General Motors has said it will stop reporting its monthly production figures from its North American plants and provide only the number of wholesale deliveries it makes on a quarterly basis. A spokesman for the carmaker told Automotive Logistics News that it will continue to provide forecasts to the supply base, including its logistics providers.

“Nothing changes with regard to the information we provide our suppliers. They will still receive the forecasts they need to plan their businesses,” he said.

The company will also continue to provide figures to the US Federal Reserve for its monthly report on economic output, though it may decide not to break the information down by nameplate.

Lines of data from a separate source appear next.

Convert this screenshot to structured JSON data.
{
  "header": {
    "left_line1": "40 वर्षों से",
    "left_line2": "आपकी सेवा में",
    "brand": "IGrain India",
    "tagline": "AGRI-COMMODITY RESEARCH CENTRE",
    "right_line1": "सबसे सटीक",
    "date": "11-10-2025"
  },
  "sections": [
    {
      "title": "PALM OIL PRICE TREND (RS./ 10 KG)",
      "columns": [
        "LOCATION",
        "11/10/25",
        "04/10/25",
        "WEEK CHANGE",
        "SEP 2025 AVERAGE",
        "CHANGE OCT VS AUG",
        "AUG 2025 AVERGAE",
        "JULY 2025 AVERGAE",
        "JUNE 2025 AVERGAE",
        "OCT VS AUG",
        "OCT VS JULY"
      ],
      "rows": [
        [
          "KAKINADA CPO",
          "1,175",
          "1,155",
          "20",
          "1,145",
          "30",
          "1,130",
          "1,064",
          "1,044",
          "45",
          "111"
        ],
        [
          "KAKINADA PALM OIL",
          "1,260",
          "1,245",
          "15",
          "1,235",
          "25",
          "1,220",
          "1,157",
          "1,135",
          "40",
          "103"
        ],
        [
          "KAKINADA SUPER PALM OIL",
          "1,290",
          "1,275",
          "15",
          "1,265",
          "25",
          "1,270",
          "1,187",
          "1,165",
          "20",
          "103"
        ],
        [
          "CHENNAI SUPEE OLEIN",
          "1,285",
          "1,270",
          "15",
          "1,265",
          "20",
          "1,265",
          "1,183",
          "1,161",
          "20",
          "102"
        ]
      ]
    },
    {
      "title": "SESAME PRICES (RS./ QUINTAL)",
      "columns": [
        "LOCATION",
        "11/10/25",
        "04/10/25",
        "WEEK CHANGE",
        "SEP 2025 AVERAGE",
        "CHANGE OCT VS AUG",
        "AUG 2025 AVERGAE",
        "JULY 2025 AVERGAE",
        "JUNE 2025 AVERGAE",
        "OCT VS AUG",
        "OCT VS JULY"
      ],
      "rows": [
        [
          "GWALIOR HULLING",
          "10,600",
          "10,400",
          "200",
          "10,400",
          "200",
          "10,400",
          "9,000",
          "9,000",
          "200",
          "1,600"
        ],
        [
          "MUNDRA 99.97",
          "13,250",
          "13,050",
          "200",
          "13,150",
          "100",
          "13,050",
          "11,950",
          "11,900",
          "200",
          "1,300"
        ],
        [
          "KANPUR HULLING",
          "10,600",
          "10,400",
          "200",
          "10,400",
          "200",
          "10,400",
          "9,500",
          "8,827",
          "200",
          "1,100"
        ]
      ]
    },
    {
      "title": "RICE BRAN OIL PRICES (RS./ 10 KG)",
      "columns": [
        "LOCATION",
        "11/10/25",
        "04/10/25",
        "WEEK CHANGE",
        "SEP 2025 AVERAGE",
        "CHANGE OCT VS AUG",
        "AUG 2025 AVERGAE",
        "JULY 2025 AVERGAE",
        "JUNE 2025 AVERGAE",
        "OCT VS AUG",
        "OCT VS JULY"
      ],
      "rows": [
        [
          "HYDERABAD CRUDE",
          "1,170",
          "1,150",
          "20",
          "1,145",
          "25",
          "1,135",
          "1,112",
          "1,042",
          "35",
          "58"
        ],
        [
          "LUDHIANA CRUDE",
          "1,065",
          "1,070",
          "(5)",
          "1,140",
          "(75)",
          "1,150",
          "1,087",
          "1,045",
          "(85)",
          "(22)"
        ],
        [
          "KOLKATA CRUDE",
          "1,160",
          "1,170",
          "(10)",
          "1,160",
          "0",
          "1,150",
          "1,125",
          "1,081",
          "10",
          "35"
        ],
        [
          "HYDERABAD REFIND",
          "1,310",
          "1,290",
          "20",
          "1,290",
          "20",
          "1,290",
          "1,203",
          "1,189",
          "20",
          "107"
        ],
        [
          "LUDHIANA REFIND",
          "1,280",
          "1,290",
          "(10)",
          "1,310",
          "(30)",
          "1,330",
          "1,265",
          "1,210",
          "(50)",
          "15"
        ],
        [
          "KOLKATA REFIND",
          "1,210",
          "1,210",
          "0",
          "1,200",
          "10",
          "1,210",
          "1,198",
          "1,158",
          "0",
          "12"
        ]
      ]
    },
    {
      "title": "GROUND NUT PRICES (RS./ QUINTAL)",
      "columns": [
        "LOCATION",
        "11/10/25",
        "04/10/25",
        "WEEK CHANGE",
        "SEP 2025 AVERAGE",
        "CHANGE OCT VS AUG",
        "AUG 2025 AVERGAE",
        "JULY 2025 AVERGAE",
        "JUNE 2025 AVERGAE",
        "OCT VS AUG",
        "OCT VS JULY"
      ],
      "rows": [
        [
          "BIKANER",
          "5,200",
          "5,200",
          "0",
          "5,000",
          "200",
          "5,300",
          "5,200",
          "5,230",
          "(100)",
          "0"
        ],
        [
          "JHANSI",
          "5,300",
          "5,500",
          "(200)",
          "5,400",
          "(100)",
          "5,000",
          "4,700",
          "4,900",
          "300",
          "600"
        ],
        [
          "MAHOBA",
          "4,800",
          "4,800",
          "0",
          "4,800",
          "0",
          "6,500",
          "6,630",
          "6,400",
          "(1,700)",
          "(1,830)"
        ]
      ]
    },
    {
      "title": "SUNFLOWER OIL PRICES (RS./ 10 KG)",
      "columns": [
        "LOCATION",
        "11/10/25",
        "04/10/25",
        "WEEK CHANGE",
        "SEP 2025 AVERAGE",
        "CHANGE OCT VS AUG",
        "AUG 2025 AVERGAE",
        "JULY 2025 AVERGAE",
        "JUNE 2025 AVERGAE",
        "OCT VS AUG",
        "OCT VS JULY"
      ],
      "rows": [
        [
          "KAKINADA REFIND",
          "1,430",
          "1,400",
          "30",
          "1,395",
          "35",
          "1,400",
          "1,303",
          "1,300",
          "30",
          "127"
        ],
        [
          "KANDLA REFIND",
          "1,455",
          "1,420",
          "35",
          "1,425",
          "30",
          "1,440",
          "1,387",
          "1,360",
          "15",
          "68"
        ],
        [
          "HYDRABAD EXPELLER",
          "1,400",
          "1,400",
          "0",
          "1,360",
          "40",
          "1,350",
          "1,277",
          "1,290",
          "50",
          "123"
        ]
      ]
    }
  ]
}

Traditionally carmakers report the number of vehicles produced on a monthly basis and the data is used by third party analysts to forecast production. This information is in turn used by suppliers to plan their own production schedules and, on the logistics side of the business, to allocate resources.

In the first quarter of this year GM started assigning the profit or loss on a specific vehicle to the country in which it is sold, not the one in which it is produced, stating that it would give a more accurate picture of profitability in the different regions in which it operates. It is only halting the publication of backward looking data for North American production.

“The change in our disclosure was prompted by our switch to ‘country of sale’ reporting for our quarterly earnings,” said the GM spokesperson. “Under this reporting, automotive segment revenue and profits will be reported in the geographical regions where the vehicles are sold. This new reporting method will give us improved visibility into our profit and revenue across the individual markets and product lines, which in turn will help us optimise capital allocation and drive improved results.”

“In the end, improving our business performance will ultimately be good for our stakeholders including investors and suppliers,” he added.

GM would not comment on whether the move could also help to calm share price volatility or disguise monthly fluctuations in output.